Faculty Expert: The World of Cybersecurity
December 1, 2015—Over the last several years, the question of how to achieve security online has become a global issue. With countless headlines about major information breaches, hacks, and compromised data, cyber threats have become real to everyday Internet users.
With a long history in research and development for technology companies, as well as entrepreneurial experience, Eric Burger has been steeped in the world of Internet security for much of his career. As a research professor of computer science and director of the Georgetown site of the Security and Software Engineering Research Center, Burger is passionate about educating others on how to be smarter and safer online.
Burger’s research areas include secure communications, peer-to-peer networks, content-delivery networks, and communications policy and governance. He is a former member of the board of trustees of the Internet Society (ISOC), a global, nonprofit organization that works to ensure that the Internet grows and evolves as a platform for innovation, economic development, and social progress. Burger is now on the board of directors of the Public Interest Registry, a nonprofit created by ISOC that continues the society’s mission through the management of the .org, .ngo, and .ong domains.
In other words, Burger devotes much of his time to analyzing the ways in which online information can be breached and what solutions can be built to improve or guarantee security. And while cybersecurity is a concept with widespread and complicated reach, it’s crucial to almost everyone with a computer—and everyone plays a part in its success or failure.

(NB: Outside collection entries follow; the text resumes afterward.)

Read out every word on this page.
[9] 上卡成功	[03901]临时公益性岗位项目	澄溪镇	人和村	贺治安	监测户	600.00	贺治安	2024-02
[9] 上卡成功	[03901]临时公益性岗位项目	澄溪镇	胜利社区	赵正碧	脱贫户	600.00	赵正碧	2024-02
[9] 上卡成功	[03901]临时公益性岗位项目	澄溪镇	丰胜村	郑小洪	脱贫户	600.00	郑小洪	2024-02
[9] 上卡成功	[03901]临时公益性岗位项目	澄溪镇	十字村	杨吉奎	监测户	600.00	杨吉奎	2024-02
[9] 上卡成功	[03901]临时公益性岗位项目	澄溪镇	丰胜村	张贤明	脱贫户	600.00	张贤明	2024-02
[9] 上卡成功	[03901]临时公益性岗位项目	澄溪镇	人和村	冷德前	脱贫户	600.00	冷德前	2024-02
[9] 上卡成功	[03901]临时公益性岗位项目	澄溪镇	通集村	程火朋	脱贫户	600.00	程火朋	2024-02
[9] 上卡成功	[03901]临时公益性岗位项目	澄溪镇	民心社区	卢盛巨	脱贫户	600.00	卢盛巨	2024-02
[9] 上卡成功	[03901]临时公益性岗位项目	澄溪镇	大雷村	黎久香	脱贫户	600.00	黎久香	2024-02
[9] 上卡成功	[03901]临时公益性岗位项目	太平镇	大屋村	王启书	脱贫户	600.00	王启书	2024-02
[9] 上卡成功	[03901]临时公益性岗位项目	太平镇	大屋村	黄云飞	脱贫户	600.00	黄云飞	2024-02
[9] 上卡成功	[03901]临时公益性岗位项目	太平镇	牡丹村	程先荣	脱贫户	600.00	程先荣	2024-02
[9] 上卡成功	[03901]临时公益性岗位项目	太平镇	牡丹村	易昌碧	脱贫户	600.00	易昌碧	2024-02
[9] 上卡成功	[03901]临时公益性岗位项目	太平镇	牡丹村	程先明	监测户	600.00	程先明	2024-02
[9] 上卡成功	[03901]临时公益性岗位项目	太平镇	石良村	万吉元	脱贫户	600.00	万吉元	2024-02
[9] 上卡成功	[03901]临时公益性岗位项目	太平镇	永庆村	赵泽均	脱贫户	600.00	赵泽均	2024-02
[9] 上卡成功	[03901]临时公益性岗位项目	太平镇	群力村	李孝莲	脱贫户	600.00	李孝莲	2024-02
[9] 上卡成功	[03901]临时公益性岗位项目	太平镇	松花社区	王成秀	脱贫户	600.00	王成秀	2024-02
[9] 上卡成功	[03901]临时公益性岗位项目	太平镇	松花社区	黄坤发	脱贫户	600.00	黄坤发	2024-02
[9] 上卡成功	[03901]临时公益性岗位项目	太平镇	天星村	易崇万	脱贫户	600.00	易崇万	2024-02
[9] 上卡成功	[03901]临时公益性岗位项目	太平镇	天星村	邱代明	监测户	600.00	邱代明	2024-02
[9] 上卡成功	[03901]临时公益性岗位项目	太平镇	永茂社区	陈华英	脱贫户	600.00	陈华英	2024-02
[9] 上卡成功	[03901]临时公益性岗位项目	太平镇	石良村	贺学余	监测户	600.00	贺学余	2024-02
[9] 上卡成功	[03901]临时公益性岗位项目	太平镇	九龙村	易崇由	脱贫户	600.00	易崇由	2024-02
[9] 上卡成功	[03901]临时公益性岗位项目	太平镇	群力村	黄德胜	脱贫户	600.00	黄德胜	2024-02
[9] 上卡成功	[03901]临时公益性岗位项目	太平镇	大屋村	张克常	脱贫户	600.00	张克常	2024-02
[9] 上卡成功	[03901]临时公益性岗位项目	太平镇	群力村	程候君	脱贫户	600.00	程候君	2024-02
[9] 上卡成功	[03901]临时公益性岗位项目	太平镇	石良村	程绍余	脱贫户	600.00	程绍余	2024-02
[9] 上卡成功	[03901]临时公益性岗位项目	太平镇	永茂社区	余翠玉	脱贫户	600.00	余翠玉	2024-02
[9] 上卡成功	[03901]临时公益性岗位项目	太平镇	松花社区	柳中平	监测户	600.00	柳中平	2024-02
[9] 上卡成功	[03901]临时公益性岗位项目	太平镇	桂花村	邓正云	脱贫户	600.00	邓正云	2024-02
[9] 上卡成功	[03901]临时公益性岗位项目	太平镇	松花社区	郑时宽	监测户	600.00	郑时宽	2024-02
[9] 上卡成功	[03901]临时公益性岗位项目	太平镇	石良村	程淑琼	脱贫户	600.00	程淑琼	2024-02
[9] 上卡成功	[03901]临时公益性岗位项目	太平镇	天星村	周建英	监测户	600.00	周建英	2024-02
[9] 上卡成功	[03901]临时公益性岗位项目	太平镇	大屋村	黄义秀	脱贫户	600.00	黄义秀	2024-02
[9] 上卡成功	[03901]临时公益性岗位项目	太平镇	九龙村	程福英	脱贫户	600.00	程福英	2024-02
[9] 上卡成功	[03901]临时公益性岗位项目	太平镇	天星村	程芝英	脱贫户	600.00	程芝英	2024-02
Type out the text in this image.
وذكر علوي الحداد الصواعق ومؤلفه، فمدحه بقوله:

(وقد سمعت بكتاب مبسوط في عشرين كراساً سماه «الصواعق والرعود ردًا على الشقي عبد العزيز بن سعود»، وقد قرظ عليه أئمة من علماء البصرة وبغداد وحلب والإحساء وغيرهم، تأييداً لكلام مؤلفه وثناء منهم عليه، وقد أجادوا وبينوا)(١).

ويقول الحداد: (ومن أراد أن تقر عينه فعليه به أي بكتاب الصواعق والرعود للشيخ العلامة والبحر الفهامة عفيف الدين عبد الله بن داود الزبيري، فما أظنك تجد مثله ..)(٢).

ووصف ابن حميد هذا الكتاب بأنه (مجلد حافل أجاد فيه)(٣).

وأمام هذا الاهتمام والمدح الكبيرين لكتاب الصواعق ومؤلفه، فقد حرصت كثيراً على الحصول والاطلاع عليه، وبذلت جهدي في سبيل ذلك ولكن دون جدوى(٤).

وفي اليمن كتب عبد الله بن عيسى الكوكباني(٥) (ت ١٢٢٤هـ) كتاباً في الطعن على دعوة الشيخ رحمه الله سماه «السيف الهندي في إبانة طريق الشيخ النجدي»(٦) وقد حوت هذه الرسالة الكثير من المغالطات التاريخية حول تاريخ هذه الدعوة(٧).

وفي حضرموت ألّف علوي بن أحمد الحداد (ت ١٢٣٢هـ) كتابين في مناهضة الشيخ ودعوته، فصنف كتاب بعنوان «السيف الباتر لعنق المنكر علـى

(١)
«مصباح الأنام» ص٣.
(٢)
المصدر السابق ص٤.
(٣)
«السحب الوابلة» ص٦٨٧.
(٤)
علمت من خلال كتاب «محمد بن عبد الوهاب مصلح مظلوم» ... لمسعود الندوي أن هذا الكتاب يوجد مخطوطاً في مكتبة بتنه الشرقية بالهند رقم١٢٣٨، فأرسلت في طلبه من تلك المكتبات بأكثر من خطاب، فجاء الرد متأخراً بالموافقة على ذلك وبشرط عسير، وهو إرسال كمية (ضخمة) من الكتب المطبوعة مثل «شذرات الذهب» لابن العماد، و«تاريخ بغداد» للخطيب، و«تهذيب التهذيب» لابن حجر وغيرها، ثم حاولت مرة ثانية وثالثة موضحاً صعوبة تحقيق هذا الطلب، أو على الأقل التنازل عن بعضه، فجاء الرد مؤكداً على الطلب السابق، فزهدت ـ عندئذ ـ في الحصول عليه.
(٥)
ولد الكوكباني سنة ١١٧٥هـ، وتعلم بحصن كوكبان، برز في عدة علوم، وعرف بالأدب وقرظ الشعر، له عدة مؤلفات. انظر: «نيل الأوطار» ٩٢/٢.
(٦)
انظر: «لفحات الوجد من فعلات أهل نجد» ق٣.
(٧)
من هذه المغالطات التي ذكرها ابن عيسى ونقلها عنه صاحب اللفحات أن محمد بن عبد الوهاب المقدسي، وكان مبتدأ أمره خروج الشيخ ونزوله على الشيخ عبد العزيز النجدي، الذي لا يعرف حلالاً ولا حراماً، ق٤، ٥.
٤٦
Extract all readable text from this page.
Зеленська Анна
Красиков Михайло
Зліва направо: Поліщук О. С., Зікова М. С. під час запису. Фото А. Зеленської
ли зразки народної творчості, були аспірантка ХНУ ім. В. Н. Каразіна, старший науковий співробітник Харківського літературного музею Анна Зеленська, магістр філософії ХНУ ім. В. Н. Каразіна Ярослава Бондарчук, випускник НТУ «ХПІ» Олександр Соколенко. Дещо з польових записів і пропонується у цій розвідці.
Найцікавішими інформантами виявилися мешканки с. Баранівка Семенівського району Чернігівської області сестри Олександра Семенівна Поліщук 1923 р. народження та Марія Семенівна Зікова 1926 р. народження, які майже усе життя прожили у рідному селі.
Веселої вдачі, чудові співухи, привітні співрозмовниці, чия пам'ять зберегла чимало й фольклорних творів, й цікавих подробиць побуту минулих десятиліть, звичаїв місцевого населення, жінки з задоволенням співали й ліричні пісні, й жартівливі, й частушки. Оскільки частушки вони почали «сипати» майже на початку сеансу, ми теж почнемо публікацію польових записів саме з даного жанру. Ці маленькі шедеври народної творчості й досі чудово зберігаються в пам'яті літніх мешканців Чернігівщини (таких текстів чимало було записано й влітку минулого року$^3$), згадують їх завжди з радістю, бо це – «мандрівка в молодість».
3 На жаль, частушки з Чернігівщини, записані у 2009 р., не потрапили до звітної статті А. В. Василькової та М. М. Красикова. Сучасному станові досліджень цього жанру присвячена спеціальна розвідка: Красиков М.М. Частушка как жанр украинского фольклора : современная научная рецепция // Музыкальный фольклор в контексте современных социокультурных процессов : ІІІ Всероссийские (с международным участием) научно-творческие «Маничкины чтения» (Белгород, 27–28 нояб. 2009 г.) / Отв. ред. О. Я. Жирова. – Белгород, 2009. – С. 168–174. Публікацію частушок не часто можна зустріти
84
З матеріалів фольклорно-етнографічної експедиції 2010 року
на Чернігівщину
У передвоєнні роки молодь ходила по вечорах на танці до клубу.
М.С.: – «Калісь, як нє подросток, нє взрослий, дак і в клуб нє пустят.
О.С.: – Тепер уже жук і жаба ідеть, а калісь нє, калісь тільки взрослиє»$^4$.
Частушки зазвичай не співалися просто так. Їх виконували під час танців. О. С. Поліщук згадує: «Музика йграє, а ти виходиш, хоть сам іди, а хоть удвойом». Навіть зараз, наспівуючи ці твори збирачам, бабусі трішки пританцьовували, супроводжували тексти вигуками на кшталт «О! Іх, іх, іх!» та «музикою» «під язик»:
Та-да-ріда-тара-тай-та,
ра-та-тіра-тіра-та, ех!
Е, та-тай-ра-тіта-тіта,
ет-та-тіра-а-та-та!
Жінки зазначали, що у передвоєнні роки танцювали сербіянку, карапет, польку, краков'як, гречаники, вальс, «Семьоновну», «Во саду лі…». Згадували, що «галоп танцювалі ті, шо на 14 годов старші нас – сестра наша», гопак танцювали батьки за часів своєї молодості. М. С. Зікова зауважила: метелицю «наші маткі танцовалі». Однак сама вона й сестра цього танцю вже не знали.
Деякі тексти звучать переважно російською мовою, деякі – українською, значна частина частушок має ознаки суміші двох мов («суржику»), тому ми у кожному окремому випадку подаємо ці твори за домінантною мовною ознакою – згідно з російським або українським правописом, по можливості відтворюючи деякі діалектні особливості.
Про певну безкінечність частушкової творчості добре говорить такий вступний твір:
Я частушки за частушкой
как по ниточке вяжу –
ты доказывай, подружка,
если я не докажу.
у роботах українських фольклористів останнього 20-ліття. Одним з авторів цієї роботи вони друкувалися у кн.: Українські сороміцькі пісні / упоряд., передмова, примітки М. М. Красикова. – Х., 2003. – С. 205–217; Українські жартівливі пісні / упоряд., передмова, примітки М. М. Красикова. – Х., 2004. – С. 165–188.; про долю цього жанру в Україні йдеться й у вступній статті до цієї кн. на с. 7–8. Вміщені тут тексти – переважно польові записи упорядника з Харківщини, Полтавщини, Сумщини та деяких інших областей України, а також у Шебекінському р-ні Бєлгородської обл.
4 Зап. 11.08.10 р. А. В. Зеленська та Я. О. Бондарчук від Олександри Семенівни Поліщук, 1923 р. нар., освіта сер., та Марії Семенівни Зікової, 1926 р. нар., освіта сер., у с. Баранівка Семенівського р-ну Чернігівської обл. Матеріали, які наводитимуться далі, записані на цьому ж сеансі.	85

“I like to compare it to seat belt use,” Burger said. “In the early 1960s, cars did not have to come with seat belts—only 11 percent of the U.S. population regularly wore them, and people died in car accidents. Then we said, we’ll make it so you can’t start the car without wearing one—so people would buckle the belt and then sit on it. They trained themselves not to put it on, which was worse than not having a seat belt to begin with.”
This same trend occurs in the computer world in a way that trickles down to the everyday consumer, Burge says. For example, think about password creation. Most people are familiar with the fact that passwords often must have a combination of letters, numbers, and special characters that should be difficulty to hack, yet something one can memorize at the same time.
“So you write your password down on a sticky note and put it on your computer, and anyone walking by knows your password. It’s actually worse than no security because the user thinks they have an incredibly secure password, but they’re no safer than they were without it,” Burger explained.
In October, Burger was featured in a documentary that premiered at the 25th Annual Computers, Freedom, and Privacy Conference in Washington, DC. The Internet Exposed: Encryption, Backdoors and Privacy—and the Quest to Maintain Trust offers insights from top Internet security and privacy scholars and practitioners; specifically, on the topics of encryption, privacy, and cybersecurity.
While public policy has a huge impact on the issues that the film explores, Burger says he’s interested in “the little changes that people can make today” to become more secure and more educated.
At the heart of such changes is the issue of trust and creating an online environment in which a user feels comfortable. Today, Burger says, users are conditioned to just click “okay” when asked to verify their relationship with a site or to proceed with an action on a website they trust—which can lead to the degradation of security. One way to avoid this, Burger says, is to come up with a way to not have to ask the user in the first place.
But as researchers like Burger work toward building environments that would change the face of Internet security, there are ways for users to become savvier.
First, Burger believes that educating children at an early age could improve the status of online security. He points to existing resources that can help users better understand cybersecurity, such as the Department of Homeland Security’s Stop. Think. Connect. campaign, which offers best practices, school curricula, and other information.
At Georgetown, there are opportunities for students to get involved with hands-on research. Burger’s work touches on a variety of topics related to Internet security. Research areas include cyber threat intelligence information exchange, telephone-network security and stability, and identity in cyberspace and its impact on money laundering, terrorism, peaceful assembly, and civil rights. With both a Ph.D. and MBA, Burger is also in a unique position to mentor students about scientific research as well as industry and business.
Burger works with both graduate and undergraduate students, and he emphasizes that not all of the latter are computer science majors. “We have students right now who are studying mathematics and justice and peace. There are opportunities for students from all walks of life.”
To learn more about the opportunities to get involved with Burger’s research, visit the Security and Software Engineering Research Center. You can also learn about current student researchers, such as Julia Kieserman (C’16). A computer science major and economics and film and media studies minor, Kieserman is working with Burger on authenticated identity management in Session Initiation Protocol (SIP) in order to combat robocalls and other undesirable and illegal activity on telephone networks.